You charge for the actual footage with reference to labor, and the footage ordered with reference to material. AS for average, it all depends on the area. For something wide open, 5% is more than enough. For something a little smaller, you might go to 10%, and if you're going into several rooms and maybe a hallway, you might even boost that to 15%, especially if it's diagonal. Rule of thumb is 10%, but rules are made to be broken.


----------



## angus242 (Oct 20, 2007)

I have always used 10% and a few times, I have almost burned myself. 1 job (250 sq ft) I had 3 tiles left over. I think I may bump that percentage as long as it's not going to cost the HO too much extra.


----------



## JazMan (Feb 16, 2007)

You should charge labor for the number of square feet necessary to install the area. So if the area is 155, it may take 160-165 sq. ft. of tile to tile it and that is the fair amount to charge. Usually jobs are quoted as a package so it's not like you can re figure after the fact. So never figure a net amount, after all it's NOT paint, those border tiles have to be cut. 

I usually order at least one extra carton of tile or so. In the end I usually leave some spares and encourage the home owner to have at least 3-5% just in case.

Jaz


----------



## Floordude (Aug 30, 2007)

I charge for what I handle, if I subcontract(mislabelled employee), no matter what type of flooring. You send me out with 180 sq.ft., your getting billed for 180 sq.ft. at the rates dictated to me by the guy who thinks I'm only worth so much to him.

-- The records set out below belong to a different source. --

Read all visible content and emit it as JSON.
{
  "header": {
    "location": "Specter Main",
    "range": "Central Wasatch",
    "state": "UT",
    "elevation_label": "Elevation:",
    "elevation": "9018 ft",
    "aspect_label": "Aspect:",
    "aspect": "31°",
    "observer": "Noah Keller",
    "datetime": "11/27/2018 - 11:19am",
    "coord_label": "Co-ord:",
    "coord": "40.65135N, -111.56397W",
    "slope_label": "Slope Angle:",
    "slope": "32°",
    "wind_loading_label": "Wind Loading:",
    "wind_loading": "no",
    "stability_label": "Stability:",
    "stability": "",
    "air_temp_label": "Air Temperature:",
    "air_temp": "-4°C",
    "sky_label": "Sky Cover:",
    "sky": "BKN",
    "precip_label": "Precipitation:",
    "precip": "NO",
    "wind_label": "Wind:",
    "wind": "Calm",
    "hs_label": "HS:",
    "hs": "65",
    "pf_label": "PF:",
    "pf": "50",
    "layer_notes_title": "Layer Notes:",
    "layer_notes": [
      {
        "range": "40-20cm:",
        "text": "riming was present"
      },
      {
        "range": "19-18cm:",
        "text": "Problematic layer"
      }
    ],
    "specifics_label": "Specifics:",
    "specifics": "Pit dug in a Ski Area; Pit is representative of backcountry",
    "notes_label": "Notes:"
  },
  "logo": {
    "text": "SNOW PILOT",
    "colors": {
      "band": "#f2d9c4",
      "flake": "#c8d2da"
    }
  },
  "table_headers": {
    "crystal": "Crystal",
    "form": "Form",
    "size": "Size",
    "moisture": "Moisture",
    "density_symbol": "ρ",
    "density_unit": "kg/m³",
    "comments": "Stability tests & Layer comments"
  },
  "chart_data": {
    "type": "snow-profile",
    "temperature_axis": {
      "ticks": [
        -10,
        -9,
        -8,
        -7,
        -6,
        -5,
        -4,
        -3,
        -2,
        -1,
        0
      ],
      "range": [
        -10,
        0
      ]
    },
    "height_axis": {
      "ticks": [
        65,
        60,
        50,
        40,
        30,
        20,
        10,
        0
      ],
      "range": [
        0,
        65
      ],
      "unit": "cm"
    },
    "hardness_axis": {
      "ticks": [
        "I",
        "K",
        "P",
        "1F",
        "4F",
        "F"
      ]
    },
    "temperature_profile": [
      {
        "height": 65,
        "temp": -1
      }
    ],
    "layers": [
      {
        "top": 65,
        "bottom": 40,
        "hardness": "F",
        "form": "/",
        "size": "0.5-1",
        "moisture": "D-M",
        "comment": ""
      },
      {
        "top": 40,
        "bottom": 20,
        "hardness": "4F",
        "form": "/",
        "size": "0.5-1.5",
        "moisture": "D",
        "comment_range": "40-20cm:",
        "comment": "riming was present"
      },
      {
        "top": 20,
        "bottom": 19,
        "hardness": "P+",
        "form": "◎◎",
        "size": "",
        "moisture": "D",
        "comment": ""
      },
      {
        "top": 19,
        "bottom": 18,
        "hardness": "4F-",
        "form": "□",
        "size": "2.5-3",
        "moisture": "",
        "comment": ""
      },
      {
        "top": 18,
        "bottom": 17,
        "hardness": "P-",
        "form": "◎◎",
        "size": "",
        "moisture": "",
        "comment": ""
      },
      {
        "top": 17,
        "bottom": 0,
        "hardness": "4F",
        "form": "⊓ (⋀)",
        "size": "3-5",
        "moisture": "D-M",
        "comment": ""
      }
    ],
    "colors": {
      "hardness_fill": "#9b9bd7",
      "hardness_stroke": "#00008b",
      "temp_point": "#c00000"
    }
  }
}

If I'm bidding, it isn't going to matter, as I do not itemize my proposals.


----------



## PrecisionFloors (Jan 24, 2006)

Floordude said:


> I charge for what I handle, if I subcontract(mislabelled employee), no matter what type of flooring. You send me out with 180 sq.ft., your getting billed for 180 sq.ft. at the rates dictated to me by the guy who thinks I'm only worth so much to him.
> 
> If I'm bidding, it isn't going to matter, as I do not itemize my proposals.


Ding, ding, ding we have a winnah :clap:

If I am subbing, chances are I didn't measure. If the retailer figured it heavy then thats their fault not mine....I still had to tote all that weight out there. If they want to cut me to the last square foot then they can come out and cull, move, and handle all the waste for me.

My jobs are bid at a package price, not broken out to be picked apart by someone looking to play me and the competition against each other. If someone were shooting at ya you would give them bullets would ya?


----------